AIは魔法の杖ではない
近年は空前のAI&ビッグデータブームです。どの会社もこのブームに乗り遅れまいと躍起になってデータを集めています。あなたの会社にもビッグデータと呼べる何らかのデータがあるかもしれませんね。
この膨大なデータを、ディープラーニングなどのAI技術を使って分析すると素晴らしい発見が得られる―
そんな風に考えていないでしょうか?
アイ
そんなパターンも多いんです
ロボ千代
なぜそうなってしまうのか、そうならないためにどうすればいいのでしょうか?
データをめぐる2つのアプローチ
データの分析・活用へのアプローチの方法は大きく2つあります。
- データ起点のアプローチ
- ゴール起点のアプローチ
まずデータを広く集め、それらを分析して新しい知見を得る
達成したいゴール・目的や解決したい課題があり、そのために役立つ知見を得るためにデータを分析する
前者の「データ起点のアプローチ」は取り組みやすいのですが、成果につながりにくいという問題があります。
実は多くの人がデータ活用できずにハマってしまうのは、このデータありきのアプローチに固執してしまうからなのです。
この方法は「今年こそは健康な体を手に入れたい」と思い、正月から近所を走り回ったり腕立て伏せをやり始めるのに似ています。
そして、しばらくしても思うような成果が得られず、そのうちあきらめてしまう…皆さんもそんな経験はありませんか?
ロボ千代
「健康になりたい」といってもそのゴールは様々です。
「筋肉をつけてムキムキになりたい」という人もいれば、「ぜい肉を落としてシェイプアップしたい」という人もいるでしょう。

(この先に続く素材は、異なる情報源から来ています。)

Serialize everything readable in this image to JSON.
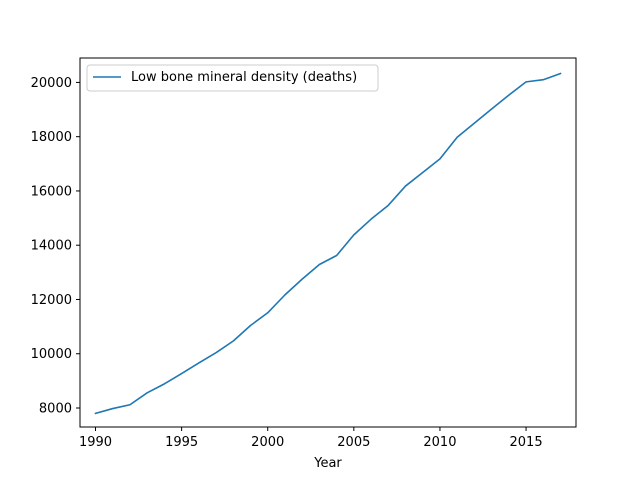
{
  "chart_data": {
    "type": "line",
    "title": "",
    "xlabel": "Year",
    "ylabel": "",
    "xlim": [
      1989.1,
      2017.9
    ],
    "ylim": [
      7300,
      20900
    ],
    "xticks": [
      1990,
      1995,
      2000,
      2005,
      2010,
      2015
    ],
    "yticks": [
      8000,
      10000,
      12000,
      14000,
      16000,
      18000,
      20000
    ],
    "grid": false,
    "legend_position": "top-left",
    "series": [
      {
        "name": "Low bone mineral density (deaths)",
        "color": "#1f77b4",
        "x": [
          1990,
          1991,
          1992,
          1993,
          1994,
          1995,
          1996,
          1997,
          1998,
          1999,
          2000,
          2001,
          2002,
          2003,
          2004,
          2005,
          2006,
          2007,
          2008,
          2009,
          2010,
          2011,
          2012,
          2013,
          2014,
          2015,
          2016,
          2017
        ],
        "y": [
          7800,
          7980,
          8120,
          8560,
          8890,
          9270,
          9660,
          10040,
          10470,
          11040,
          11510,
          12170,
          12750,
          13290,
          13620,
          14380,
          14960,
          15470,
          16180,
          16680,
          17180,
          17980,
          18500,
          19020,
          19530,
          20020,
          20100,
          20330
        ]
      }
    ]
  }
}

ゴールが違えば、そのための道筋や行動も違ってきます。
逆に言えば、具体的な行動を起こすには、具体的なゴールが必要ということです。
1つの例を示しましょう。
次のデータはある人の1週間の摂取カロリーを示したグラフです。
この図から何か役立つ発見が得られるでしょうか?
・水曜日は夕食の摂取カロリーが多い
・土曜日は朝食を食べていない
ということが、このデータから読み取ることはできます。
しかし、それがわかったとして、何の目的もイメージしなければ「ふーん、そうなんだ」としか言いようがないのではないでしょうか?
ですが、具体的なゴールや目的がイメージできれば話は違います。
たとえば、「筋肉をつけてムキムキになりたい」という目的を持っている場合、このデータだけでは足りないことに気づきます。
筋肉の成長にはタンパク質が重要ですから、摂取カロリーだけでなく、タンパク質の摂取量も必要であると考えるでしょう。また、体重や体脂肪率の推移も知りたいと思うはずです。曜日別のデータよりももっと長期的な時系列データも必要かもしれません。
「ぜい肉を落としてシェイプアップしたい」という目的の場合はどうでしょうか?
ぜい肉を落とすということは、摂取カロリーよりも消費カロリーを多くする必要がありますから、きっと消費カロリーのデータも必要になりますね。
このように目的が違えば、必要なデータも違ってきます。
つまり、手元にあるデータを分析して活用方法を見出すのではなく、まず取り組みたい目的や課題をきちんと設定し、そこに至るために必要なデータを集めて分析していくのが本来の筋道なのです。
ですが、AIがあなたやあなたの会社の抱える課題を見つけてくれるわけではないのです!